Research conducted in Australia recently determined that specific aspects of intrauterine skeletal growth correlate with both a higher risk of myopia and more alterations in ocular biometry. The researchers believe the effects of these changes may persist into adulthood. Of note, they highlighted that the prevalence of myopia was highest among participants with consistently short or long femur lengths. The researchers speculate that this could indicate the relationship between the two is not appreciably modified by processes affecting refractive error that take place in response to environmental stimuli present during school-age years.

The analysis investigated possible associations between fetal growth trajectories and myopia, axial length and corneal radius of curvature measured in a cohort of 498 Caucasian adults aged around 20 years. The researchers collected fetal biometric measurements via ultrasound scans performed at 18, 24, 28, 34 and 38 weeks of gestation. They then recorded refractive error measurements at the 20-year follow-up.

The most notable finding was the existence of trends that suggested a close and significant association between myopia and intrauterine skeletal development, particularly as reflected by femur length growth trajectory.
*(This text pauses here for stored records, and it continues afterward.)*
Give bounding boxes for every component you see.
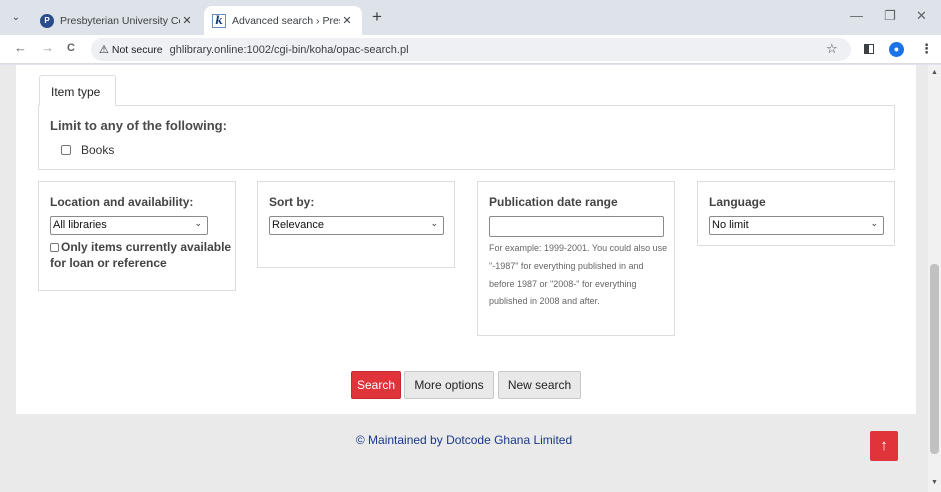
footer-credit[interactable]: © Maintained by Dotcode Ghana Limited <box>0 433 928 447</box>
minimize-window-icon[interactable]: — <box>850 8 863 23</box>
tab-item-type[interactable]: Item type <box>39 75 116 106</box>
side-panel-icon[interactable] <box>864 44 874 54</box>
browser-tab-strip: ⌄ P Presbyterian University College ✕ k … <box>0 0 941 35</box>
scroll-up-arrow-icon[interactable]: ▲ <box>931 69 938 76</box>
close-tab-icon[interactable]: ✕ <box>340 14 354 27</box>
close-tab-icon[interactable]: ✕ <box>180 14 194 27</box>
availability-option[interactable]: Only items currently available for loan … <box>50 239 235 271</box>
sort-heading: Sort by: <box>269 195 315 209</box>
bookmark-star-icon[interactable]: ☆ <box>826 41 838 57</box>
tab-title: Presbyterian University College <box>60 14 180 27</box>
location-heading: Location and availability: <box>50 195 194 209</box>
profile-avatar[interactable]: ● <box>889 42 904 57</box>
browser-menu-icon[interactable]: ⋮ <box>920 41 933 57</box>
pubdate-heading: Publication date range <box>489 195 618 209</box>
new-tab-button[interactable]: + <box>372 8 382 25</box>
pubdate-input[interactable] <box>489 216 664 237</box>
sort-box: Sort by: Relevance ⌄ <box>257 181 455 268</box>
tab-search-chevron-icon[interactable]: ⌄ <box>8 10 24 26</box>
location-select[interactable]: All libraries ⌄ <box>50 216 208 235</box>
restore-window-icon[interactable]: ❐ <box>884 8 896 24</box>
item-type-option-books[interactable]: Books <box>61 143 114 157</box>
browser-tab-advanced-search[interactable]: k Advanced search › Presbyterian ✕ <box>204 6 362 35</box>
availability-label: Only items currently available for loan … <box>50 240 232 270</box>
url-text[interactable]: ghlibrary.online:1002/cgi-bin/koha/opac-… <box>170 44 409 56</box>
location-availability-box: Location and availability: All libraries… <box>38 181 236 291</box>
scroll-down-arrow-icon[interactable]: ▼ <box>931 479 938 486</box>
reload-icon[interactable]: C <box>67 42 75 54</box>
scrollbar-thumb[interactable] <box>930 264 939 454</box>
books-checkbox[interactable] <box>61 145 71 155</box>
more-options-button[interactable]: More options <box>404 371 494 399</box>
security-label: Not secure <box>111 43 163 56</box>
page-scrollbar[interactable]: ▲ ▼ <box>928 65 941 492</box>
item-type-pane: Limit to any of the following: Books <box>38 105 895 170</box>
books-label: Books <box>81 143 115 157</box>
language-heading: Language <box>709 195 766 209</box>
pubdate-box: Publication date range For example: 1999… <box>477 181 675 336</box>
scroll-to-top-arrow-icon[interactable]: ↑ <box>870 431 898 461</box>
chevron-down-icon: ⌄ <box>194 218 202 228</box>
browser-tab-presbyterian[interactable]: P Presbyterian University College ✕ <box>32 6 202 35</box>
warning-triangle-icon: ⚠ <box>99 44 109 56</box>
language-selected-value: No limit <box>712 219 749 231</box>
back-arrow-icon[interactable]: ← <box>14 40 27 55</box>
sort-select[interactable]: Relevance ⌄ <box>269 216 444 235</box>
university-favicon-icon: P <box>40 13 54 28</box>
tab-title: Advanced search › Presbyterian <box>232 14 340 27</box>
forward-arrow-icon[interactable]: → <box>41 40 54 55</box>
page-viewport: Item type Limit to any of the following:… <box>0 65 928 492</box>
limit-title: Limit to any of the following: <box>50 118 227 133</box>
language-select[interactable]: No limit ⌄ <box>709 216 884 235</box>
browser-toolbar: ← → C ⚠ Not secure ghlibrary.online:1002… <box>0 35 941 64</box>
security-indicator[interactable]: ⚠ Not secure <box>99 43 163 57</box>
language-box: Language No limit ⌄ <box>697 181 895 246</box>
chevron-down-icon: ⌄ <box>430 218 438 228</box>
search-button[interactable]: Search <box>351 371 401 399</box>
koha-favicon-icon: k <box>212 13 226 28</box>
chevron-down-icon: ⌄ <box>870 218 878 228</box>
address-bar[interactable]: ⚠ Not secure ghlibrary.online:1002/cgi-b… <box>91 38 851 61</box>
sort-selected-value: Relevance <box>272 219 324 231</box>
location-selected-value: All libraries <box>53 219 107 231</box>
availability-checkbox[interactable] <box>50 243 59 252</box>
new-search-button[interactable]: New search <box>498 371 581 399</box>
close-window-icon[interactable]: ✕ <box>916 8 927 24</box>
pubdate-hint: For example: 1999-2001. You could also u… <box>489 243 668 307</box>
person-icon: ● <box>889 42 904 57</box>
There was also a trend toward increased prevalence with larger fetal head circumference in late gestation, although it was not statistically significant.

“Fetal head circumference development may play a small role in the development of refractive error,” the researchers wrote. “If so, this trend could be interpreted in terms of the effect of this growth on ocular biometry.”

The study also found that trajectory groups reflecting faster head circumference, femur length or estimated fetal weight growth correlated with significantly flatter corneas and a general, but not statistically significant, increase in axial length.

More detailed investigation is required to elaborate on the specific pathophysiology underlying the observed trends and quantify the relative extent to which different risk factors contribute to refractive error in young adults, the researchers noted. They added, however, that their findings may lead to methods that help identify infants at risk of developing myopia as early as 38 weeks of gestation and implement preventative strategies.

Dyer KIC, Sanfilippo PG, White SW, et al. Associations between fetal growth trajectories and the development of myopia by 20 years of age. Invest Ophthalmol Vis Sci. 2020;61(14):26.